The Dell UltraSharp runs 80% cooler than my Apple Thunderbolt Cinema display. The Dell has true white and is ultra-bright while my Thunderbolt display is a little yellow and dim.  Reds and Blues POP! on my Dell — on the Thunderbolt, the colors are muted and a little joyless. The Dell monitor is also thinner and easier to move around in every direction than the Thunderbolt Cinema.
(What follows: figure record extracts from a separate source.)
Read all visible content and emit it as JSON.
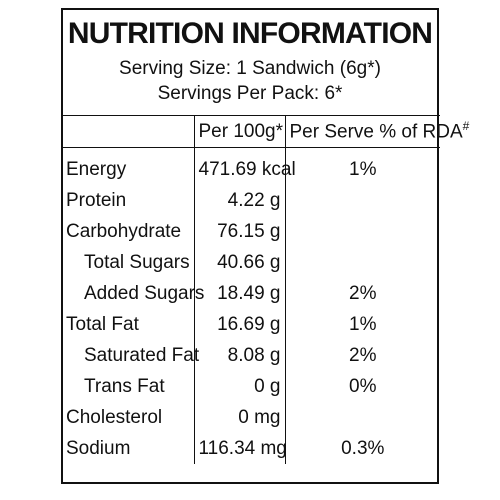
{
  "panel": {
    "title": "NUTRITION INFORMATION",
    "serving_size": "Serving Size: 1 Sandwich (6g*)",
    "servings_per_pack": "Servings Per Pack: 6*"
  },
  "table": {
    "headers": {
      "name": "",
      "per100g": "Per 100g*",
      "per_serve": "Per Serve % of RDA",
      "per_serve_mark": "#"
    },
    "rows": [
      {
        "name": "Energy",
        "per100g": "471.69 kcal",
        "rda": "1%",
        "indent": false
      },
      {
        "name": "Protein",
        "per100g": "4.22 g",
        "rda": "",
        "indent": false
      },
      {
        "name": "Carbohydrate",
        "per100g": "76.15 g",
        "rda": "",
        "indent": false
      },
      {
        "name": "Total Sugars",
        "per100g": "40.66 g",
        "rda": "",
        "indent": true
      },
      {
        "name": "Added Sugars",
        "per100g": "18.49 g",
        "rda": "2%",
        "indent": true
      },
      {
        "name": "Total Fat",
        "per100g": "16.69 g",
        "rda": "1%",
        "indent": false
      },
      {
        "name": "Saturated Fat",
        "per100g": "8.08 g",
        "rda": "2%",
        "indent": true
      },
      {
        "name": "Trans Fat",
        "per100g": "0 g",
        "rda": "0%",
        "indent": true
      },
      {
        "name": "Cholesterol",
        "per100g": "0 mg",
        "rda": "",
        "indent": false
      },
      {
        "name": "Sodium",
        "per100g": "116.34 mg",
        "rda": "0.3%",
        "indent": false
      }
    ]
  }
}
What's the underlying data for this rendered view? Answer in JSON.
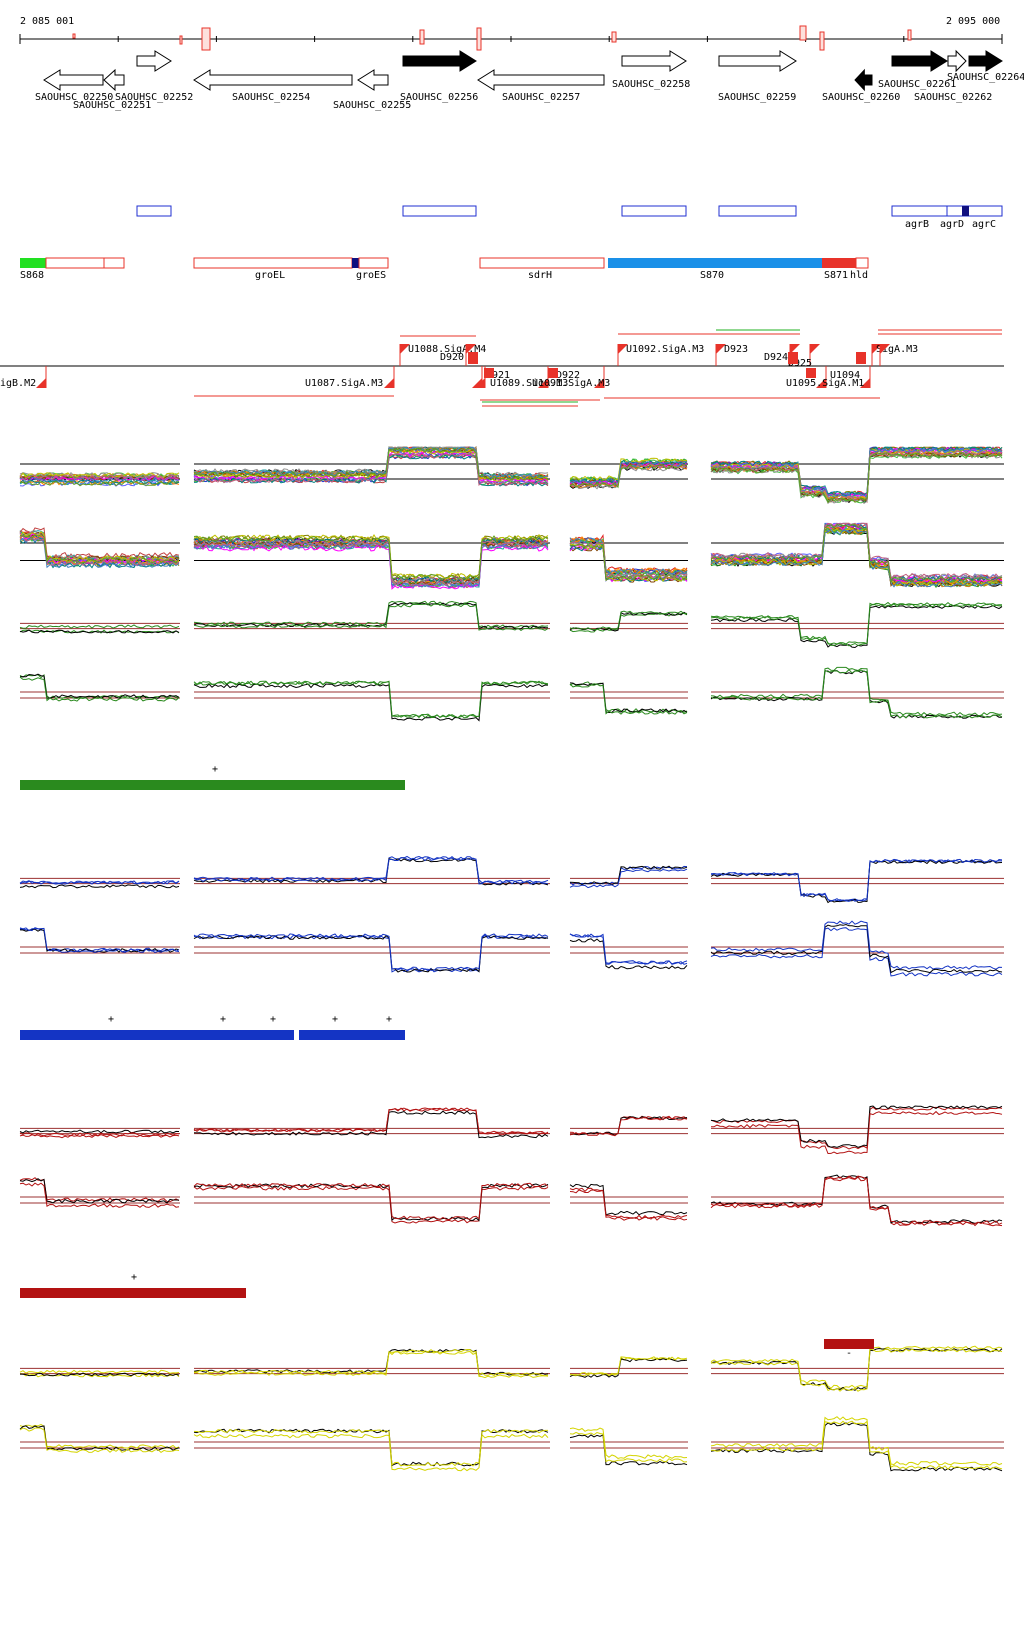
{
  "ruler": {
    "start": "2 085 001",
    "end": "2 095 000"
  },
  "colors": {
    "rna_red": "#e8332a",
    "blue_box": "#1f2fd0",
    "green": "#2a8a1e",
    "blue": "#1434c4",
    "darkred": "#b31212",
    "yellow": "#d4d400",
    "s870": "#1a90e8",
    "s868": "#22e022"
  },
  "genes": [
    {
      "id": "SAOUHSC_02250",
      "strand": "-",
      "filled": false
    },
    {
      "id": "SAOUHSC_02251",
      "strand": "-",
      "filled": false
    },
    {
      "id": "SAOUHSC_02252",
      "strand": "+",
      "filled": false
    },
    {
      "id": "SAOUHSC_02254",
      "strand": "-",
      "filled": false
    },
    {
      "id": "SAOUHSC_02255",
      "strand": "-",
      "filled": false
    },
    {
      "id": "SAOUHSC_02256",
      "strand": "+",
      "filled": true
    },
    {
      "id": "SAOUHSC_02257",
      "strand": "-",
      "filled": false
    },
    {
      "id": "SAOUHSC_02258",
      "strand": "+",
      "filled": false
    },
    {
      "id": "SAOUHSC_02259",
      "strand": "+",
      "filled": false
    },
    {
      "id": "SAOUHSC_02260",
      "strand": "-",
      "filled": true
    },
    {
      "id": "SAOUHSC_02261",
      "strand": "+",
      "filled": true
    },
    {
      "id": "SAOUHSC_02262",
      "strand": "+",
      "filled": false
    },
    {
      "id": "SAOUHSC_02264",
      "strand": "+",
      "filled": true
    }
  ],
  "agr_labels": [
    "agrB",
    "agrD",
    "agrC"
  ],
  "rna_segments": [
    "S868",
    "groEL",
    "groES",
    "sdrH",
    "S870",
    "S871",
    "hld"
  ],
  "promoters": [
    "igB.M2",
    "U1087.SigA.M3",
    "U1088.SigA.M4",
    "D920",
    "D921",
    "U1089.SigA.M3",
    "D922",
    "U1091.SigA.M3",
    "U1092.SigA.M3",
    "D923",
    "D924",
    "D925",
    "U1094",
    "U1095.SigA.M1",
    "SigA.M3"
  ],
  "conditions": [
    {
      "name": "green",
      "segment_marks": [
        "+"
      ]
    },
    {
      "name": "blue",
      "segment_marks": [
        "+",
        "+",
        "+",
        "+",
        "+"
      ]
    },
    {
      "name": "darkred",
      "segment_marks": [
        "+",
        "-"
      ]
    },
    {
      "name": "yellow",
      "segment_marks": []
    }
  ]
}
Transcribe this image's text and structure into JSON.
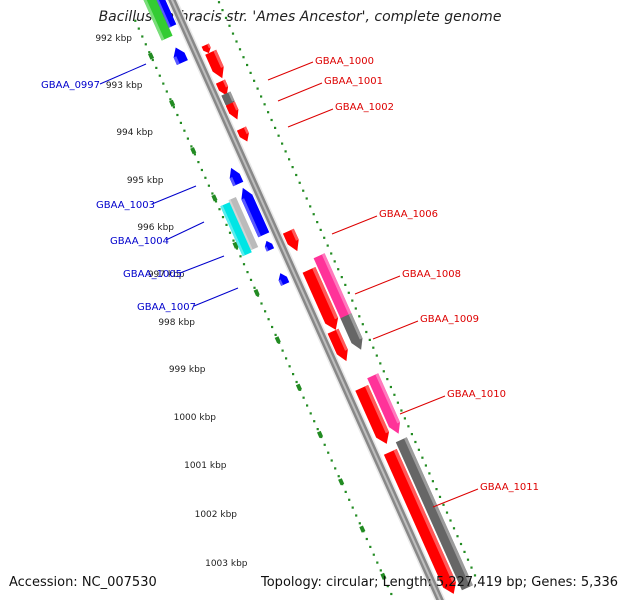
{
  "title": "Bacillus anthracis str. 'Ames Ancestor', complete genome",
  "footer": {
    "accession": "Accession: NC_007530",
    "topology": "Topology: circular; Length: 5,227,419 bp; Genes: 5,336"
  },
  "colors": {
    "forward_gene": "#ff0000",
    "reverse_gene": "#0000ff",
    "pseudo_gene": "#666666",
    "rrna": "#ff3399",
    "cyan_feature": "#00e5e5",
    "green_feature": "#33cc33",
    "backbone": "#888888",
    "scale_dots": "#228b22",
    "reverse_label": "#0000cc",
    "forward_label": "#dd0000"
  },
  "scale": {
    "unit": "kbp",
    "ticks": [
      "992 kbp",
      "993 kbp",
      "994 kbp",
      "995 kbp",
      "996 kbp",
      "997 kbp",
      "998 kbp",
      "999 kbp",
      "1000 kbp",
      "1001 kbp",
      "1002 kbp",
      "1003 kbp"
    ]
  },
  "reverse_labels": [
    "GBAA_0997",
    "GBAA_1003",
    "GBAA_1004",
    "GBAA_1005",
    "GBAA_1007"
  ],
  "forward_labels": [
    "GBAA_1000",
    "GBAA_1001",
    "GBAA_1002",
    "GBAA_1006",
    "GBAA_1008",
    "GBAA_1009",
    "GBAA_1010",
    "GBAA_1011"
  ]
}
This is my first Dell-branded purchase ever — and I’m wildly enthused by the careful quality of the company.

Apple Watch
I don’t yet have my Apple Watch, but Janna has hers — and setting it up for her was an interesting experience in button-pushing and knob-turning. The watch is well-designed and solid and the software — sometimes confusing, but often compelling — makes for an overall sensation as a harbinger against the future.

The Apple Watch icons are too tiny, and the watch is just too small even in the largest size.  The Apple Watch needs to be at least twice-as-big and the screen needs to be three times brighter and the vibration needs to be nine times stronger.

Right now, the Apple Watch is more companion to our iPhone 6 Plus than competitor because the idea is extension and not advancement.

You use your Apple Watch to find out what’s happening on your iPhone and then you can decide if you need to fire up your iPhone or not to act against result.

To say the Apple Watch is not dependent on the iPhone is to confirm that without the Apple Watch, the iPhone is everything; while the Apple Watch without the iPhone is completely nothing.

6 Comments

  1. The new computer is beautiful. The display is really pretty. The monitor is super bright. Like it. Best love of all is my Apple Watch! Two days with it and I can’t live without it.

    1. Yes, the new computer setup is a big step up — the Retina experience is one to be shared and never denied — speaking of sharing… too bad the Apple Watch is so personal and tied to a single iPhone! You’re become a daily expert while I sit here, watchless, for another month!

      1. The new computer also seems a lot faster than the old one. I don’t really get what Apple is doing with the watches. It’s a real mess. Nice to finally have one, but I’m sure the next generation will be even better.

        1. The new MacBook Pro is much faster than the Air. I agree the watch release was a total farce. Terrible PR. Horrible planning. You’re right that by the time many people finally get their watches — they’ll already be out-of-date as rumors about Apple Watch 2.0 start circulating.

  2. It’s always a good thing to get confirmation on the choices you sometimes do not make:

    The MacBook just looks and feels like the obvious, no-brainer choice for a small Mac. That’s why people buy it. That’s why I bought it. I loved it before I bought it. I love looking at it and picking it up.

    I just hate using it.

    I hate typing on it, I hate the trackpad, it’s slower than I expected, the screen is noticeably blurry from non-native scaling to get reasonable screen space, and I don’t even find it very comfortable to use in my lap because it’s too small.

    I hate returning things, but I’m returning this.